Cumaru trees are also large trees of primary forest and their nuts are harvested by the Kayapo from the forest floor during the summer dry season when cumaru fruits. Finding cumaru trees relies on traditional knowledge. Usually the hunters who first smell the loose bark of the seeds. The fragrance tells them that harvest time is near, so they inform the community. As with the Brazil nut, entire families camp for many days in the forest to collect cumaru seeds from the ground where they have fallen. Cumaru nuts are taken back to the village where people break them open with a hammer to extract the fragrant bean-like seed from its hard nut casing.

Photo: ©Simone Giovine, Breaking the shells of cumaru nuts.

The seeds are laid out to dry under the sun and then sold for fabrication of cosmetics by the UK company Lush: the main buyer of Kayapo cumaru. Dried cumaru seeds are much lighter and easier to transport than the tons of unshelled Brazil nuts. Cumaru generates important income during the dry season especially for the most remote communities where river transportation is difficult and production must be taken out by air at great expense. 
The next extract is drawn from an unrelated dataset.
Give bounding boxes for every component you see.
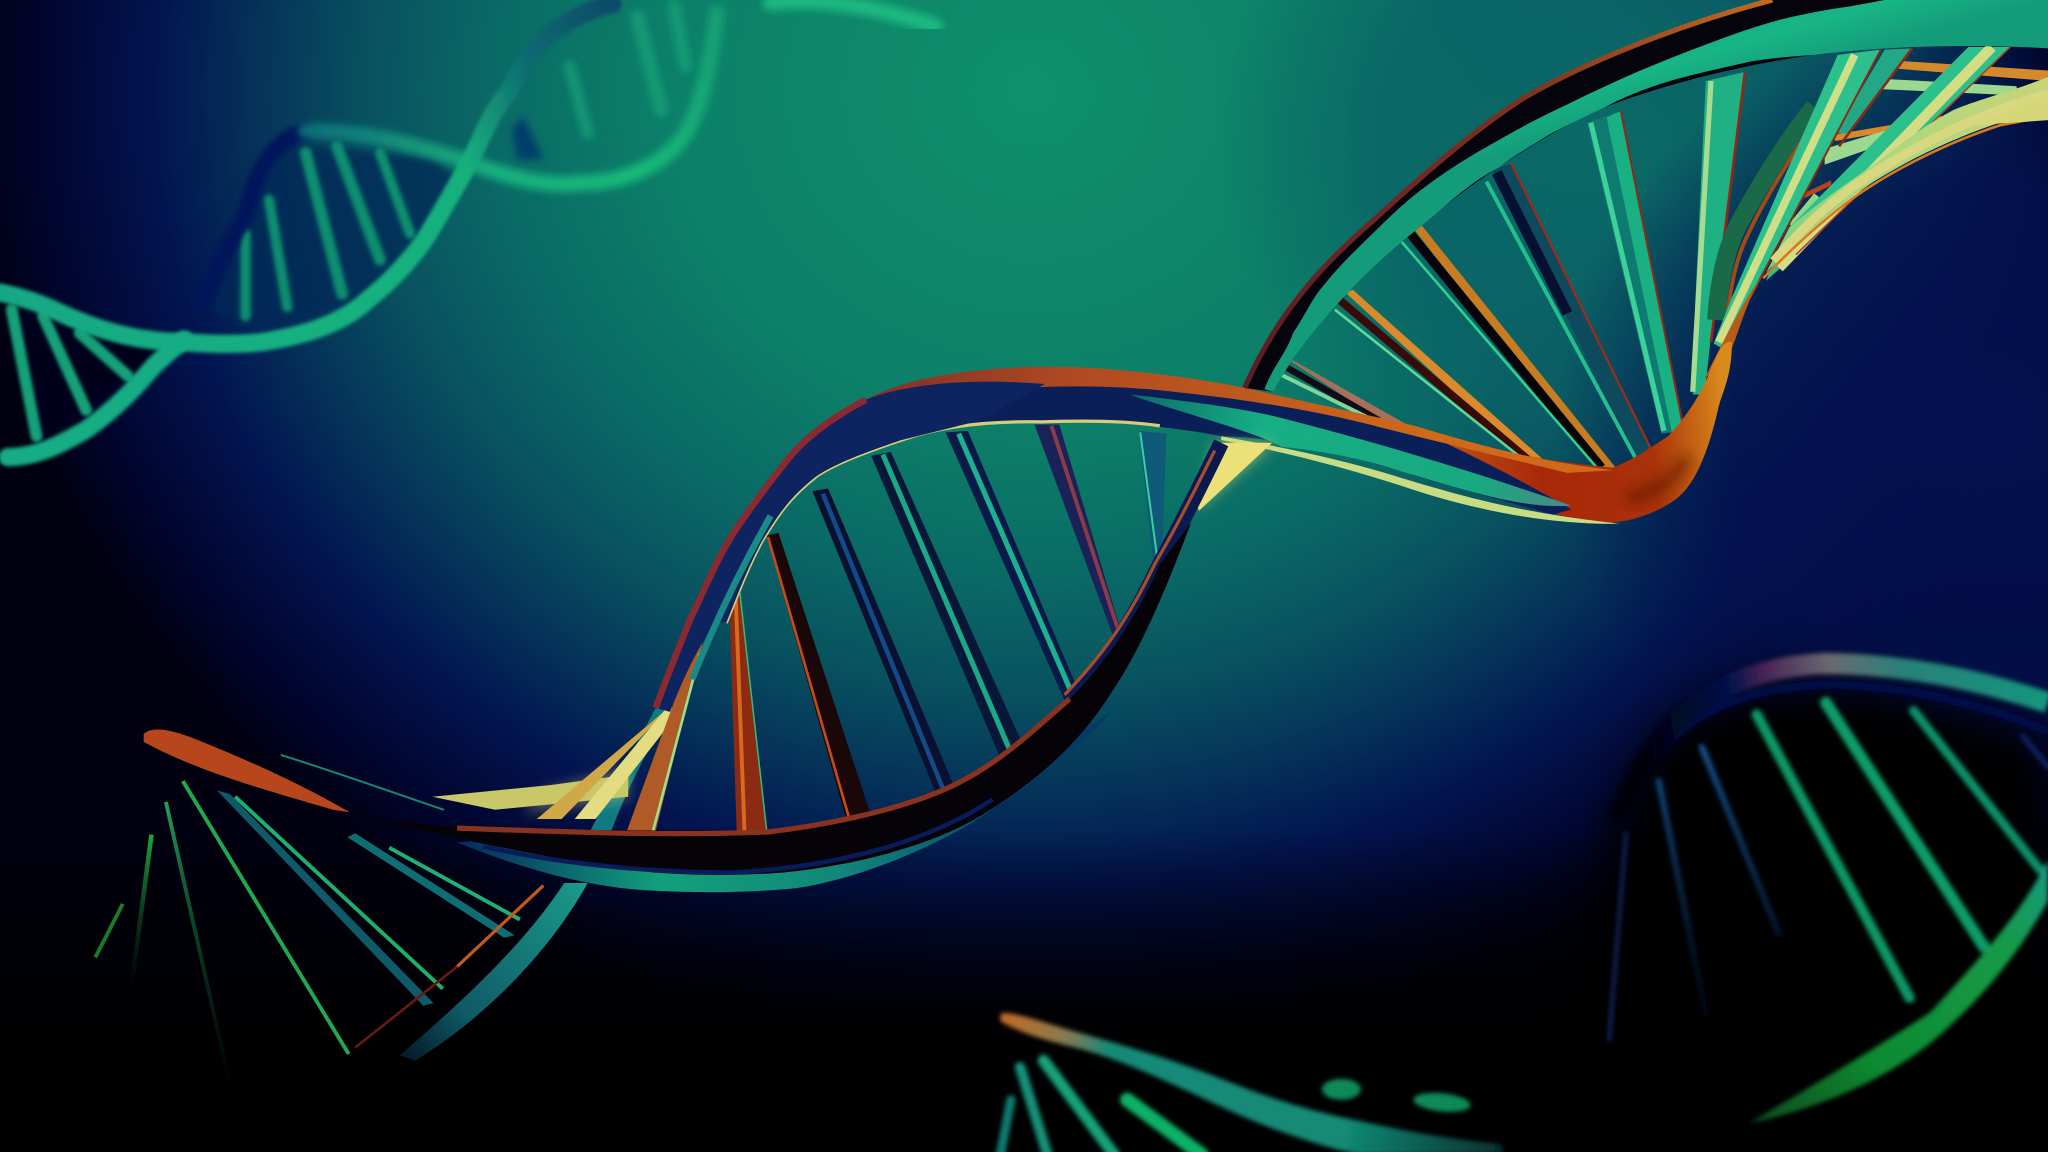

Learn more about the cultural and economic importance of Cumaru with another great short, made possible by Floresta Protegida:

A blueprint for sustainable development

Brazil nut and cumaru demonstrate the possibility for and importance of sustainable non-timber product enterprises to forest protection by local communities. The Kayapo, however, export another extremely valuable forest product: climate stability. The huge trees and the soil of their land store and absorb vast amounts of carbon (see blog to come).

Kayapo Brazil nut and cumaru seed enterprises are examples that demonstrate sustainable income generation for forest communities is possible. These enterprises may not generate the same order of profit as goldmining or logging; but unlike these industrial activities that ultimately enrich only a few while forever destroying the incalculable benefits of natural forest including sustainable development opportunity for local people; sustainable enterprise development benefits many over the long-term. 

Photos: ©Simone Giovine, storing and packaging

Brazil nut is a perfect blueprint for sustainable development: it can only be harvested from primary forest and generates sustainable and equitably distributed income for the communities that protect it. The defense of the forest, the well-being of the people, and the preservation of their culture are linked to a single economic activity. That’s sustainability in a nutshell.